Many of those who work for you need to complete an unfinished college degree or start one from scratch. When you make the commitment to cosign for their loans, it not only gives them a much greater chance for approval but also helps applicants get more competitive interest rates. For them, even a slightly lower rate means paying substantially less over the entire life of the loan agreement. As an entrepreneur, you can become an Earnest cosigner for student loans for as many employees as you wish. Note that being a cosigner is a win-win situation because workers tend to remain loyal to employers who serve as cosigners and get a college education they might have missed. Helping young women succeed is about giving them the tools to build long-term careers.
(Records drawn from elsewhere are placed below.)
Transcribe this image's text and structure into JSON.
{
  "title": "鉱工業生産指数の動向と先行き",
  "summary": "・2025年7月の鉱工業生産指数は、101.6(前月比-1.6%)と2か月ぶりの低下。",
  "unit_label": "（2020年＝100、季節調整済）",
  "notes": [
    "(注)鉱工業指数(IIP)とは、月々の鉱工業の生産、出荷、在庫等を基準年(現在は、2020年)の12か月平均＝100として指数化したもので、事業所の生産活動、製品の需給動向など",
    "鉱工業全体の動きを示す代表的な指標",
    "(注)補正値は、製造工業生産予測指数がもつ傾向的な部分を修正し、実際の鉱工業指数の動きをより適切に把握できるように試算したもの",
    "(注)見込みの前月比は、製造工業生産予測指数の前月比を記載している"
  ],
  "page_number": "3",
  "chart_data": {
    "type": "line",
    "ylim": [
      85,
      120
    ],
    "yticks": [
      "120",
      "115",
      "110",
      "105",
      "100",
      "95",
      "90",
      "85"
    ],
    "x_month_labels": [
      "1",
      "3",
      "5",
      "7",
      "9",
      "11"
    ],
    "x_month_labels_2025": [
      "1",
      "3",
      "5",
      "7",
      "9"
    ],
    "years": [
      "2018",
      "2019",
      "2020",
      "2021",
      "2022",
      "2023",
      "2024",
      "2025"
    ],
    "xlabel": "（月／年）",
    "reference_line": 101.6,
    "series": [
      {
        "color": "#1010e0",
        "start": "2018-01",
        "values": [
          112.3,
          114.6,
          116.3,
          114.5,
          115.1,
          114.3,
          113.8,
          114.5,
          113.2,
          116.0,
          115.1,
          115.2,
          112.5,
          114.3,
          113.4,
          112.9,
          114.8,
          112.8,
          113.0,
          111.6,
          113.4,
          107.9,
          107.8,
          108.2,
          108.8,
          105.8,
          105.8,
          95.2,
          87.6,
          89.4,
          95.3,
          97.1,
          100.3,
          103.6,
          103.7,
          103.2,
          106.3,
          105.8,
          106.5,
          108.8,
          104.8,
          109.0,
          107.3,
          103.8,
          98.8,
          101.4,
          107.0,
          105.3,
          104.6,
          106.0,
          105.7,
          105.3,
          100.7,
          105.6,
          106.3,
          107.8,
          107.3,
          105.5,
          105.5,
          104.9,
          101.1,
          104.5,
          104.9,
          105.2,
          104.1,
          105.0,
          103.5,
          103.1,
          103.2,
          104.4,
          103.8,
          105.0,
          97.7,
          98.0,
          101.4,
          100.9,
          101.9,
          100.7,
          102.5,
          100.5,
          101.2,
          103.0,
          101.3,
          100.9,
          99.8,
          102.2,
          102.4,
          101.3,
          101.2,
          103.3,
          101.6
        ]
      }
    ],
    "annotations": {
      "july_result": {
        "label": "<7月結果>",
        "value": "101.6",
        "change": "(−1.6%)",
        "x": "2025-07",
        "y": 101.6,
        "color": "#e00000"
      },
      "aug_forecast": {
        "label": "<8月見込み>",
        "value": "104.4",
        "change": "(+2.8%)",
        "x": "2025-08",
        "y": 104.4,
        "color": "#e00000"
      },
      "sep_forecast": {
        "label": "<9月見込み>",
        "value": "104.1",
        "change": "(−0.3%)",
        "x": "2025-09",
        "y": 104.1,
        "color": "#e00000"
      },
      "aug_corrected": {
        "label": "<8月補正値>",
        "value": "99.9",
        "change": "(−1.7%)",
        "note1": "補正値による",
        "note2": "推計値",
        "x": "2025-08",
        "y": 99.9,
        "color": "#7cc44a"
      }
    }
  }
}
Offer Variable Benefits Packages

Menu format benefits packages are immensely popular with younger workers, particularly women who are exploring career paths, going to school on the side, and acquiring basic office experience. One of the most helpful ways to introduce them to the working world is to design a varied list of benefits from which they can choose. For employers who can’t effort to offer dozens of plans, programs, reimbursement schemes, and savings matching arrangements, the menu method is a wise way to go. You save money by not having to pay for dozens of benefits, but your workers can select the three or four for which they have the greatest need.

Make Thrift Savings Plans Available

Very small startups and micro businesses can sometimes only afford to give new hires one or two extras. In the standard thrift savings plan (TSP), owners match a specific percentage of the amount employees contribute to the account, usually between one and five percent. There are limits on most TSPs. Large corporate versions might match 5% of the amount the worker puts in, up to an annual maximum of $10,000. Whatever limits you set, be sure to explain the details of the plan to new hires so they understand that they can boost their accounts substantially just by making regular contributions.

Support Single Parents

For single mothers who need to work, there are multiple obstacles. As an employer, you can remove several of them and thus create a more tolerable environment for younger people who choose to work for you. What do single mothers want in a job? For many, subsidized daycare is at or near the top of their wish list. Other preferences include matched savings plans, flexible schedules, career paths, on the job training for advanced skills, tuition reimbursement, and bus passes.

Set Fair, Uniform Pay Rates

A subtle but immensely important way to support the young women in your employ is to set fair, consistent rates of pay. Regardless of your industry’s or state’s official guidelines and laws, consider going above and beyond official requirements to make sure that all people who do the same work receive the same pay. Women thrive in merit-based professional environments where consistency and single standards for hiring, pay, promotion, and financial bonuses are company policy.

Pay for Continuing Education Classes

In addition to tuition reimbursement for stand-alone college courses, supportive companies make sure to cover all expenses associated with mandatory continuing education units (CEUs). Whether needed for licenses, certification, or professional advancement, arrange to pay the total cost of CEUs for all your workers who need to keep licenses and other credentials up to date. For female professionals in the early part of their working lives, course fees for these kinds of courses can become a financial burden.